La richiesta crescente fu contemplato in modo innovato con la costruzione di serbatoi artificiali: già al 1906 l’Azienda Elettrica Municipale di Milano, acquistò una concessione in Valtellina per costruirvi una centrale di 13,5 MW. Specificità che porto che l’industria elettrica italiana conquistasse anche posizioni di primato nella trasmissione: per es. per la trasmissione verso Milano dell’energia prodotta dalla centrale di Paderno della Edison (1898), fu realizzata una linea record per l’epoca a 13.500 V, lunga 13 chilometri, e per quello concorrente del centrale del Valtellina una linea a 65,000 V lunga 150 km.

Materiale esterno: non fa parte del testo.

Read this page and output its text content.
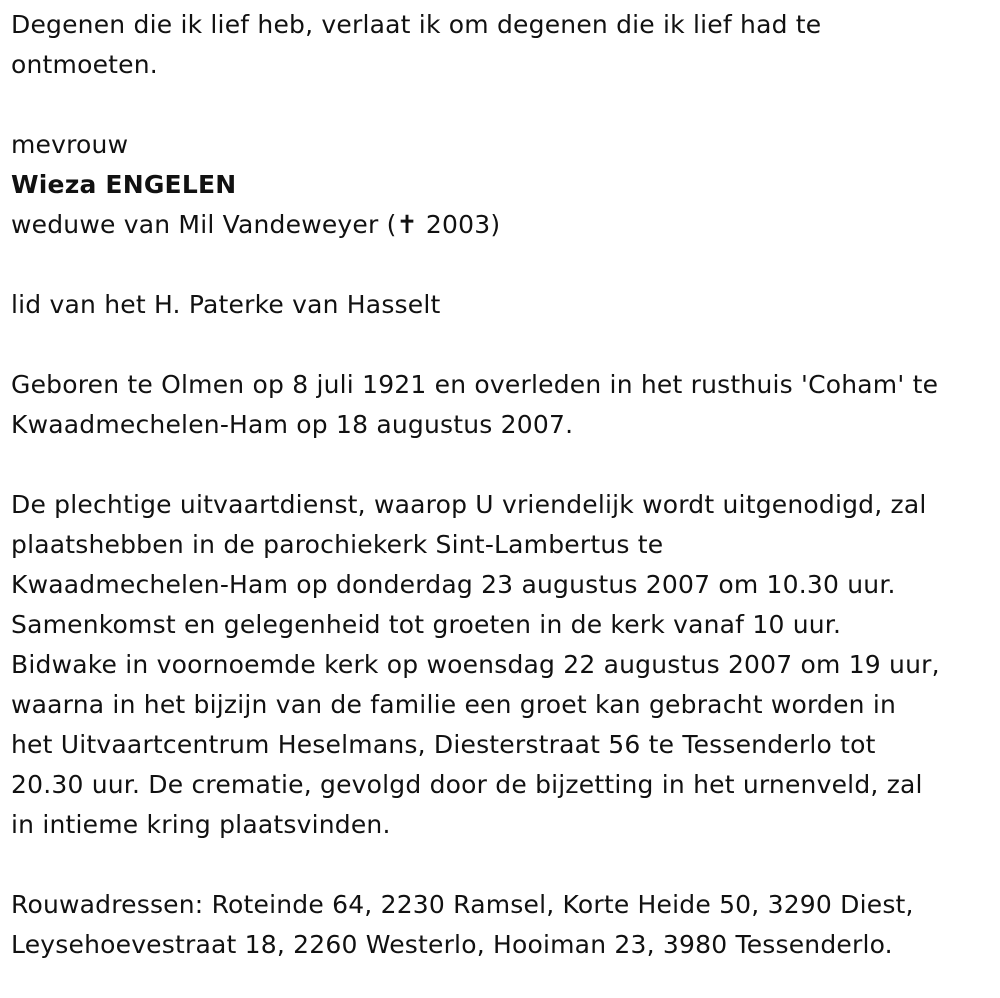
Degenen die ik lief heb, verlaat ik om degenen die ik lief had te
ontmoeten.
mevrouw
Wieza ENGELEN
weduwe van Mil Vandeweyer (✝ 2003)
lid van het H. Paterke van Hasselt
Geboren te Olmen op 8 juli 1921 en overleden in het rusthuis 'Coham' te
Kwaadmechelen-Ham op 18 augustus 2007.
De plechtige uitvaartdienst, waarop U vriendelijk wordt uitgenodigd, zal
plaatshebben in de parochiekerk Sint-Lambertus te
Kwaadmechelen-Ham op donderdag 23 augustus 2007 om 10.30 uur.
Samenkomst en gelegenheid tot groeten in de kerk vanaf 10 uur.
Bidwake in voornoemde kerk op woensdag 22 augustus 2007 om 19 uur,
waarna in het bijzijn van de familie een groet kan gebracht worden in
het Uitvaartcentrum Heselmans, Diesterstraat 56 te Tessenderlo tot
20.30 uur. De crematie, gevolgd door de bijzetting in het urnenveld, zal
in intieme kring plaatsvinden.
Rouwadressen: Roteinde 64, 2230 Ramsel, Korte Heide 50, 3290 Diest,
Leysehoevestraat 18, 2260 Westerlo, Hooiman 23, 3980 Tessenderlo.
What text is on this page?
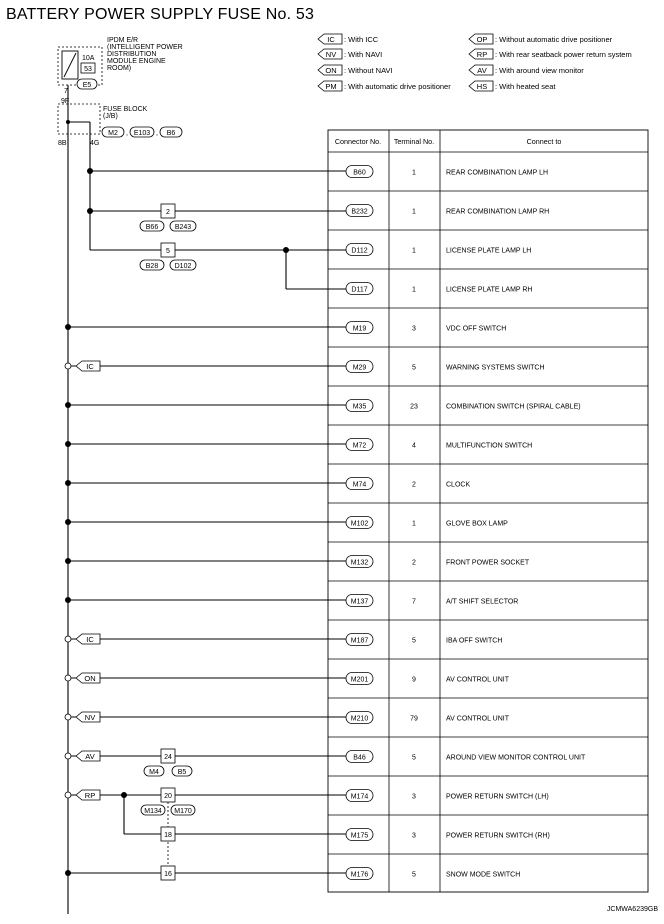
BATTERY POWER SUPPLY FUSE No. 53
IC : With ICC
NV : With NAVI
ON : Without NAVI
PM : With automatic drive positioner
OP : Without automatic drive positioner
RP : With rear seatback power return system
AV : With around view monitor
HS : With heated seat
10A
53
IPDM E/R
(INTELLIGENT POWER
DISTRIBUTION
MODULE ENGINE
ROOM)
E5
7
9F
FUSE BLOCK
(J/B)
M2 , E103 , B6
8B	4G
IC
IC
ON
NV
AV
RP
2
B66 B243
5
B28 D102
24
M4	B5
20
M134 M170
18
16
Connector No. Terminal No.	Connect to
B60	1	REAR COMBINATION LAMP LH
B232	1	REAR COMBINATION LAMP RH
D112	1	LICENSE PLATE LAMP LH
D117	1	LICENSE PLATE LAMP RH
M19	3	VDC OFF SWITCH
M29	5	WARNING SYSTEMS SWITCH
M35	23	COMBINATION SWITCH (SPIRAL CABLE)
M72	4	MULTIFUNCTION SWITCH
M74	2	CLOCK
M102	1	GLOVE BOX LAMP
M132	2	FRONT POWER SOCKET
M137	7	A/T SHIFT SELECTOR
M187	5	IBA OFF SWITCH
M201	9	AV CONTROL UNIT
M210	79	AV CONTROL UNIT
B46	5	AROUND VIEW MONITOR CONTROL UNIT
M174	3	POWER RETURN SWITCH (LH)
M175	3	POWER RETURN SWITCH (RH)
M176	5	SNOW MODE SWITCH
JCMWA6239GB
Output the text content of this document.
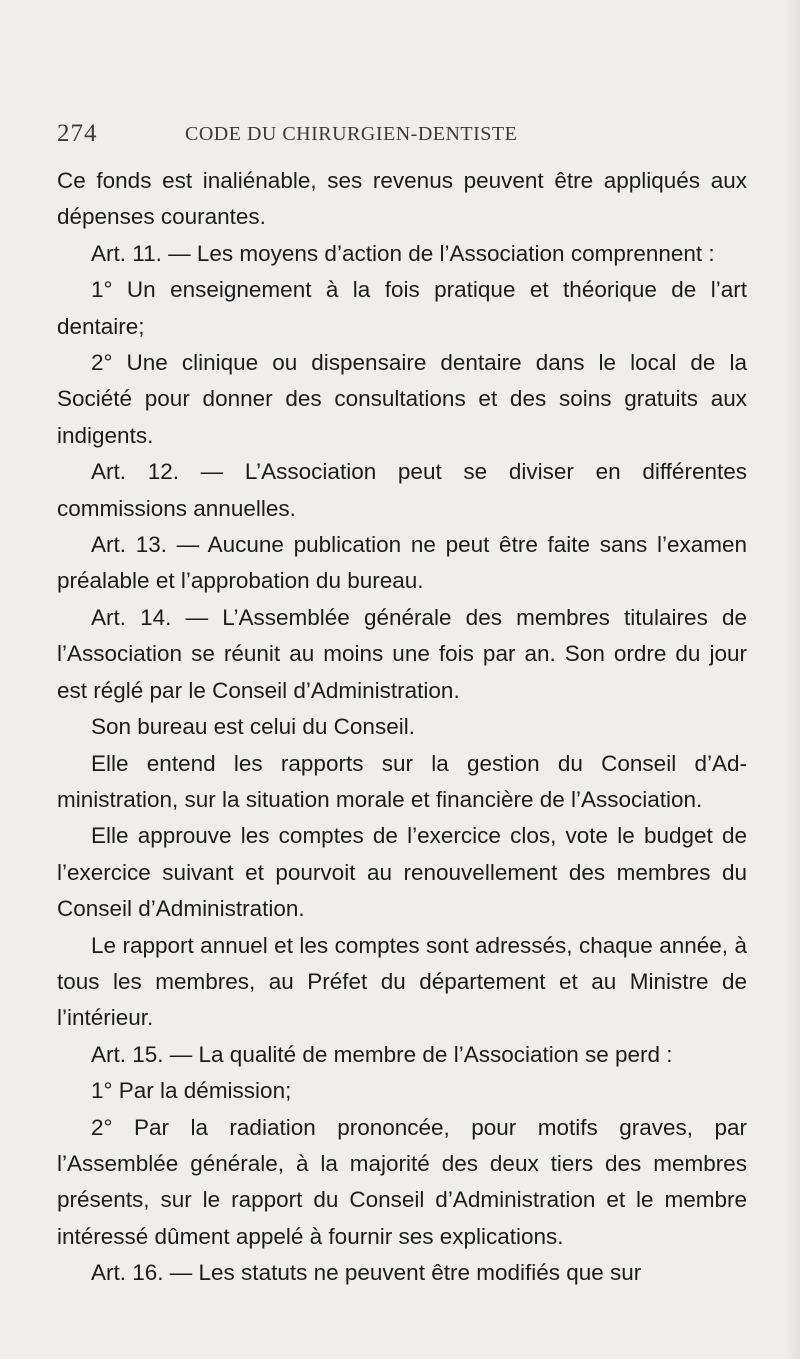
274	CODE DU CHIRURGIEN-DENTISTE

Ce fonds est inaliénable, ses revenus peuvent être appliqués aux dépenses courantes.

Art. 11. — Les moyens d’action de l’Association comprennent :

1° Un enseignement à la fois pratique et théorique de l’art dentaire;

2° Une clinique ou dispensaire dentaire dans le local de la Société pour donner des consultations et des soins gratuits aux indigents.

Art. 12. — L’Association peut se diviser en différentes commissions annuelles.

Art. 13. — Aucune publication ne peut être faite sans l’examen préalable et l’approbation du bureau.

Art. 14. — L’Assemblée générale des membres titulaires de l’Association se réunit au moins une fois par an. Son ordre du jour est réglé par le Conseil d’Administration.

Son bureau est celui du Conseil.

Elle entend les rapports sur la gestion du Conseil d’Administration, sur la situation morale et financière de l’Association.

Elle approuve les comptes de l’exercice clos, vote le budget de l’exercice suivant et pourvoit au renouvellement des membres du Conseil d’Administration.

Le rapport annuel et les comptes sont adressés, chaque année, à tous les membres, au Préfet du département et au Ministre de l’intérieur.

Art. 15. — La qualité de membre de l’Association se perd :

1° Par la démission;

2° Par la radiation prononcée, pour motifs graves, par l’Assemblée générale, à la majorité des deux tiers des membres présents, sur le rapport du Conseil d’Administration et le membre intéressé dûment appelé à fournir ses explications.

Art. 16. — Les statuts ne peuvent être modifiés que sur
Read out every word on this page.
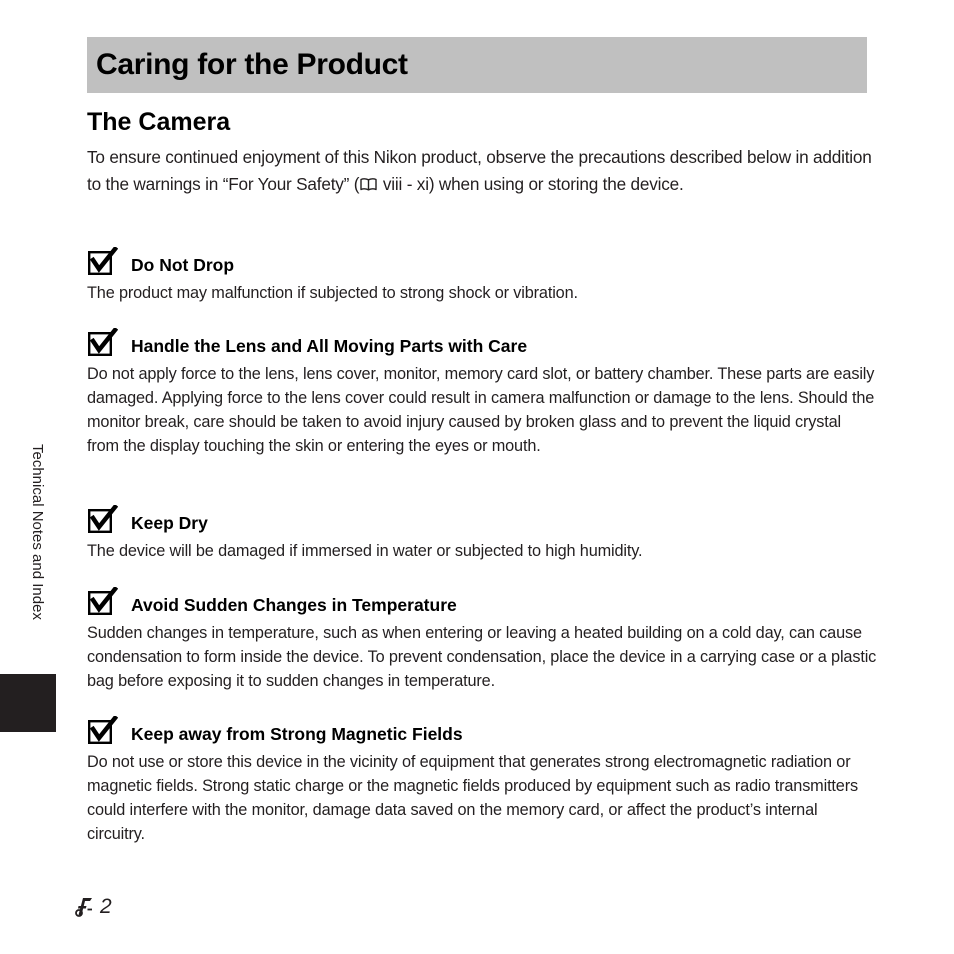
Caring for the Product
The Camera

To ensure continued enjoyment of this Nikon product, observe the precautions described below in addition to the warnings in “For Your Safety” ( viii - xi) when using or storing the device.

Do Not Drop

The product may malfunction if subjected to strong shock or vibration.

Handle the Lens and All Moving Parts with Care

Do not apply force to the lens, lens cover, monitor, memory card slot, or battery chamber. These parts are easily damaged. Applying force to the lens cover could result in camera malfunction or damage to the lens. Should the monitor break, care should be taken to avoid injury caused by broken glass and to prevent the liquid crystal from the display touching the skin or entering the eyes or mouth.

Keep Dry

The device will be damaged if immersed in water or subjected to high humidity.

Avoid Sudden Changes in Temperature

Sudden changes in temperature, such as when entering or leaving a heated building on a cold day, can cause condensation to form inside the device. To prevent condensation, place the device in a carrying case or a plastic bag before exposing it to sudden changes in temperature.

Keep away from Strong Magnetic Fields

Do not use or store this device in the vicinity of equipment that generates strong electromagnetic radiation or magnetic fields. Strong static charge or the magnetic fields produced by equipment such as radio transmitters could interfere with the monitor, damage data saved on the memory card, or affect the product’s internal circuitry.

Technical Notes and Index
2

Come sempre accade i periodi di regime libero – come quello della nascita e del primo sviluppo della industria elettrica – promuovono il prevalere del ruolo dei privati. L’affermazione del sistema elettrico riguardo soprattutto l’industria e poi il trasporto sviluppato, in regime di libera iniziativa, lascio ben presto il posto alla creazione di situazione di forte oligopolio portando anche al lanciarsi per prima dell’idee sulle nazionalizzazioni. Comunque a causa di mancanza delle distorsioni forte o anche “inesistenza” di mercato, il fenomeno ancora non attraeva l’attenzione necessaria di un intervento.

In seguito, l’aumento delle risorse capitali impegnate nel termoelettrico e l’idroelettrico, ha fatto sentire almeno la necessita a identificare e concordare forme di coordinamento fra i vari produttori. Questo, e allo stesso tempo la scarsa propensione delle imprese elettriche a fornire l’utenza privata, a causa della ridotto necessita di quest’ultime al consumo (utilizzabile sostanzialmente per illuminazione), cosi come gli aspetti particolari di produzione del gas portarono al primo intervento normativo della legge 29 marzo 1903, n. 103 (c.d. legge Giolitti) istitutiva delle aziende municipalizzate e l’assunzione diretta dei pubblici servizi da parte dei comuni.

Nel periodo pioneristico è possibile riscontrare analogie tra i vari Paesi: per esempio a Francia, dove per sfruttarne il potenziale idrico delle Alpi verso la fine del XIX secolo nacquero le prime imprese, per fornire l’energia elettrica prodotta, alle grandi città. Il seguito, non appena l’industria fu in grado di produrre turbine a vapore, grazie alla disponibilità di carbone, prese il via la realizzazione dei impianti termici. Inizialmente, essi si svilupparono nella Francia settentrionale per sfruttare la vicinanza alle miniere, ma in seguito anche altrove. Dopo, il primo conflitto mondiale incomincio a definirsi anche in Francia un assetto organizzativo basato su aziende di dimensioni regionali, che nel 1936 diedero vita ad una rete nazionale interconnessa.

Negli altri principali Paesi industrializzati lo sviluppo elettrico si bassò invece fin dall’inizio in modo quasi omogenee sul carbone. In seguito, la crescita sostenuta della domanda porto al rafforzarsi della concentrazione, e di conseguenza in parallelo sviluppo delle reti adeguate a livello nazionale, che nei via dei fatti in America ma anche in Europa assunse dimensioni significative sia per la trasmissione a distanza sia per la distribuzione.